Moyers also dealt with Wright's "God damn America" soundbite. That one came as part of a lesson about Biblical teachings on God passing judgments on nations that fall into sinful ways. As many others have pointed out, white fundamentalist preachers routinely make similar denunciations of the sinful ways of decadent America, somehow without Republican talking heads being endlessly outraged at their supposed lack of patriotism.

Here again, I don't feel comfortable with that particular phrasing, and I also differ on the particular framing of the issue. But that's because I think the notion that God works through history by bringing benefits and calamities to nations based on their spiritual worthiness, which was a common belief in Near Eastern religions in the time much of the Hebrew Bible was written, is deeply problematic from today's perspective. But I also recognize that it's a perspective that is widely shared by present-day Christians, even in non-fundamentalist denominations.

Moyers asked Wright about his feelings about his long-time member Obama making highly critical statements about him in response to the infamous sound bites. Wright didn't express any resentment that was obvious to me. He said a couple of times that Obama is speaking in his role as a politician, and he (Wright) speaks as a pastor and continues to see his role as speaking in that vein. And he clearly sees a "prophetic" role in the Biblical sense as part of his message.

He also quoted from Joseph in Genesis - one of my favorite Biblical stories - saying that what people may do intending evil, that God can turn to good. And he saw Obama's impressive speech on race in America, given in response to the initial brouhaha over Wright's sermons, as possibly a way that what were meant as political attacks to embarrass Obama may have already provided the occasion for something positive to occur.

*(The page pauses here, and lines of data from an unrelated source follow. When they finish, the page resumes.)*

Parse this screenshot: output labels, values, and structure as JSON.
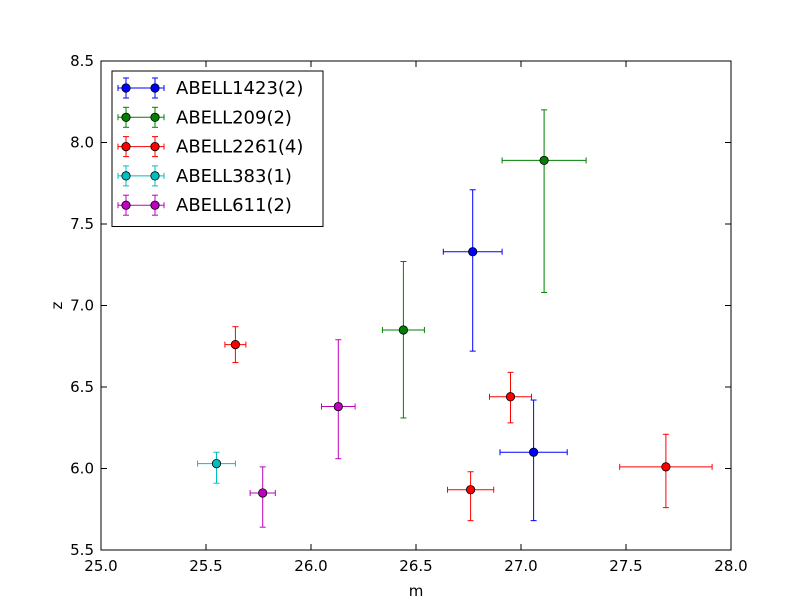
{
  "chart_data": {
    "type": "scatter",
    "title": "",
    "xlabel": "m",
    "ylabel": "z",
    "xlim": [
      25.0,
      28.0
    ],
    "ylim": [
      5.5,
      8.5
    ],
    "xticks": [
      "25.0",
      "25.5",
      "26.0",
      "26.5",
      "27.0",
      "27.5",
      "28.0"
    ],
    "yticks": [
      "5.5",
      "6.0",
      "6.5",
      "7.0",
      "7.5",
      "8.0",
      "8.5"
    ],
    "grid": false,
    "legend_position": "top-left",
    "series": [
      {
        "name": "ABELL1423(2)",
        "color": "#0000ff",
        "points": [
          {
            "x": 26.77,
            "y": 7.33,
            "xerr": 0.14,
            "yerr_low": 0.61,
            "yerr_high": 0.38
          },
          {
            "x": 27.06,
            "y": 6.1,
            "xerr": 0.16,
            "yerr_low": 0.42,
            "yerr_high": 0.32
          }
        ]
      },
      {
        "name": "ABELL209(2)",
        "color": "#008000",
        "points": [
          {
            "x": 27.11,
            "y": 7.89,
            "xerr": 0.2,
            "yerr_low": 0.81,
            "yerr_high": 0.31
          },
          {
            "x": 26.44,
            "y": 6.85,
            "xerr": 0.1,
            "yerr_low": 0.54,
            "yerr_high": 0.42
          }
        ]
      },
      {
        "name": "ABELL2261(4)",
        "color": "#ff0000",
        "points": [
          {
            "x": 25.64,
            "y": 6.76,
            "xerr": 0.05,
            "yerr_low": 0.11,
            "yerr_high": 0.11
          },
          {
            "x": 26.95,
            "y": 6.44,
            "xerr": 0.1,
            "yerr_low": 0.16,
            "yerr_high": 0.15
          },
          {
            "x": 26.76,
            "y": 5.87,
            "xerr": 0.11,
            "yerr_low": 0.19,
            "yerr_high": 0.11
          },
          {
            "x": 27.69,
            "y": 6.01,
            "xerr": 0.22,
            "yerr_low": 0.25,
            "yerr_high": 0.2
          }
        ]
      },
      {
        "name": "ABELL383(1)",
        "color": "#00bfbf",
        "points": [
          {
            "x": 25.55,
            "y": 6.03,
            "xerr": 0.09,
            "yerr_low": 0.12,
            "yerr_high": 0.07
          }
        ]
      },
      {
        "name": "ABELL611(2)",
        "color": "#bf00bf",
        "points": [
          {
            "x": 26.13,
            "y": 6.38,
            "xerr": 0.08,
            "yerr_low": 0.32,
            "yerr_high": 0.41
          },
          {
            "x": 25.77,
            "y": 5.85,
            "xerr": 0.06,
            "yerr_low": 0.21,
            "yerr_high": 0.16
          }
        ]
      }
    ]
  }
}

I won't speculate on what soundbites might be plucked out of Moyers' interview to attack or defend the Rev. Wright. I was unexpectedly impressed by Wright in that interview. And he came across not at all as some kind of hate-monger but rather as a thoughtful and serious pastor and conscientious student of the Scriptures.

And if some trolls think my take on it is also scandalous: bite me! (I'm not so gifted with Christian diplomatic skills as the Rev. Wright.)